Great Lakes Laboratory for Fisheries and Aquatic Science. Fisheries and Oceans Canada. 867 Lakeshore Rd. P.O. Box 5050 Burlington, Ontario L7R 4A6

^*Corresponding author: E-mail munawarm@dfo-mpo.gc.ca

Abstract

  The assessment of aquatic ecosystem health is now a standard and integrated way of analysing the state of an ecosystem (Cairns, 1992; Munawar et al., 1989,1992,1993), as compared to the routine and piecemeal monitoring of physico-chemical and biological parameters. In-depth biological assessment incorporating structural and functional evaluations is generally lacking. An ecosystemic approach with a systematic inventory of the entire biotic community is required. Information is also needed about the trophic and environmental interactions and the resulting impact on the food-web dynamics. These data then need to be integrated with other variables such as physical, chemical, and human health risk. Until new integrated methods are available the environmentalists will have to adopt existing chemical, biological, ecological, toxicological and biochemical techniques to assess ecosystem health.
Our study is integrated in which various structural and functional parameters have been used which are biologically based.

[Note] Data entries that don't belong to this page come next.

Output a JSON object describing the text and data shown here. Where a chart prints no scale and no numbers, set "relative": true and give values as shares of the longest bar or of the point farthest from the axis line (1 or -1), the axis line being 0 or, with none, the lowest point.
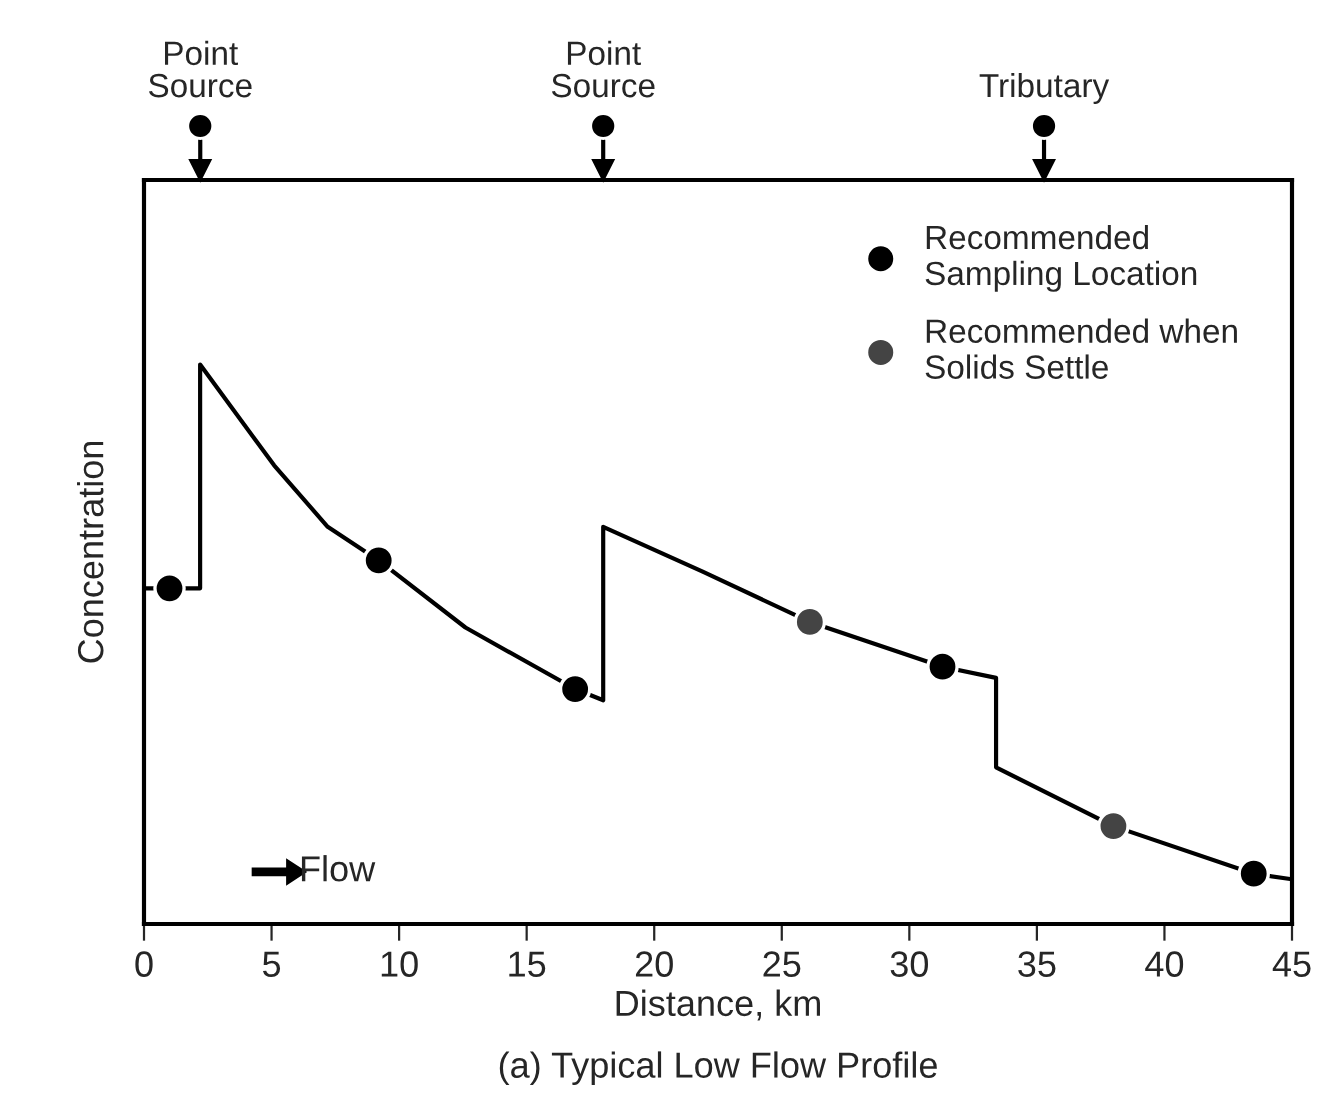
{
  "chart_data": {
    "type": "line",
    "title": "(a) Typical Low Flow Profile",
    "xlabel": "Distance, km",
    "ylabel": "Concentration",
    "relative": true,
    "xlim": [
      0,
      45
    ],
    "xticks": [
      0,
      5,
      10,
      15,
      20,
      25,
      30,
      35,
      40,
      45
    ],
    "grid": false,
    "legend": "top right",
    "annotations": [
      "Point\nSource",
      "Point\nSource",
      "Tributary",
      "Flow"
    ],
    "series": [
      {
        "type": "line",
        "color": "#000000",
        "line_style": "solid",
        "marker": "none",
        "x": [
          0,
          2.2,
          2.2,
          5.1,
          7.2,
          9.2,
          12.6,
          16.9,
          18.0,
          18.0,
          21.9,
          26.1,
          31.3,
          33.4,
          33.4,
          38.0,
          43.5,
          45
        ],
        "values": [
          0.6,
          0.6,
          1.0,
          0.82,
          0.71,
          0.65,
          0.53,
          0.42,
          0.4,
          0.71,
          0.63,
          0.54,
          0.46,
          0.44,
          0.28,
          0.175,
          0.09,
          0.08
        ]
      },
      {
        "type": "scatter",
        "name": "Recommended\nSampling Location",
        "color": "#000000",
        "marker": "circle",
        "x": [
          1.0,
          9.2,
          16.9,
          31.3,
          43.5
        ],
        "values": [
          0.6,
          0.65,
          0.42,
          0.46,
          0.09
        ]
      },
      {
        "type": "scatter",
        "name": "Recommended when\nSolids Settle",
        "color": "#444444",
        "marker": "circle",
        "x": [
          26.1,
          38.0
        ],
        "values": [
          0.54,
          0.175
        ]
      }
    ]
  }
}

Perhaps this is the first time that this kind of research has been carried out to evaluate the ecosystem health of a Canadian marine protected area. Marine conservation areas are part of a family of protected areas administered to by the Federal Government of Canada to conserve and commemorate the country's natural and cultural heritage. The overall objective of the National Marine Conservation Areas Program of the Government is to protect and conserve for all times national marine areas of Canadian significance such as Fathom Five National Marine Park that are representative of the country's ocean environments and the Great Lakes. As a part of this policy of conserving protected areas the present study was undertaken to generate baseline research information for future comparisons. The structural assessment of the aquatic ecosystem must begin in an integrated fashion at lower trophic levels such as the components of the microbial food-web (bacteria, picoplankton, heterotrophic nanoflagellates, ciliates), phytoplankton, zooplankton, and benthos. Microbes have already been reported to be sensitive organisms to anthropogenic stress. For example the autotrophic picoplankton have been found to be sensitive to contaminants in the North American Great Lakes (Munawar and Weisse, 1989; Munawar et al. 1994, 1995). Also the ciliates are increasingly being recognized as significant elements of the microbial food web (e.g., Bernard and Rassoulzadegan, 1990; Pierce and Turner, 1992; Porter et al., 1985) and good indicators of water quality and saprobity (Sladecek, 1973; Lynn and Gilron, 1992). Similarly phytoplankton have are also used extensively as reliable indicators of trophic status and anthropogenic stress. There is a vast amount of information available concerning phytoplankton as indicators of trophic status in the North American Great Lakes (Stoermer, 1978; Muanwar & Munawar, 1986; 1996; 2000). Zooplankton especially crustaceans and rotifers have been utilized as indicator of Water quality (Gannon & Stemberger, 1978). Benthic invertebrates have also been used to assess environmental quality. Community types have been classified according to environmental requirements (Brundin 1958) and indices have been developed to compare communities (Margalef 1958; Milbrink 1983).
This chapter presents assessment of water as well as sediment quality. As indicated above the structural assessment consisted of microbial loop parameters (bacteria, autotrophic picoplankton, heterotrophic nanoflagellates, ciliates), phytoplankton, and benthos collected during 1994. However the zooplankton sampling was not done in 1994 but instead the data was collected during 1997. The functional assessment by means of Size-fractionated primary productivity was carried out in1994. The bioassessment of sediment toxicity was conducted experimentally in 1996 by the application of Microtox and Hyalella assays (Munawar et al. 1989).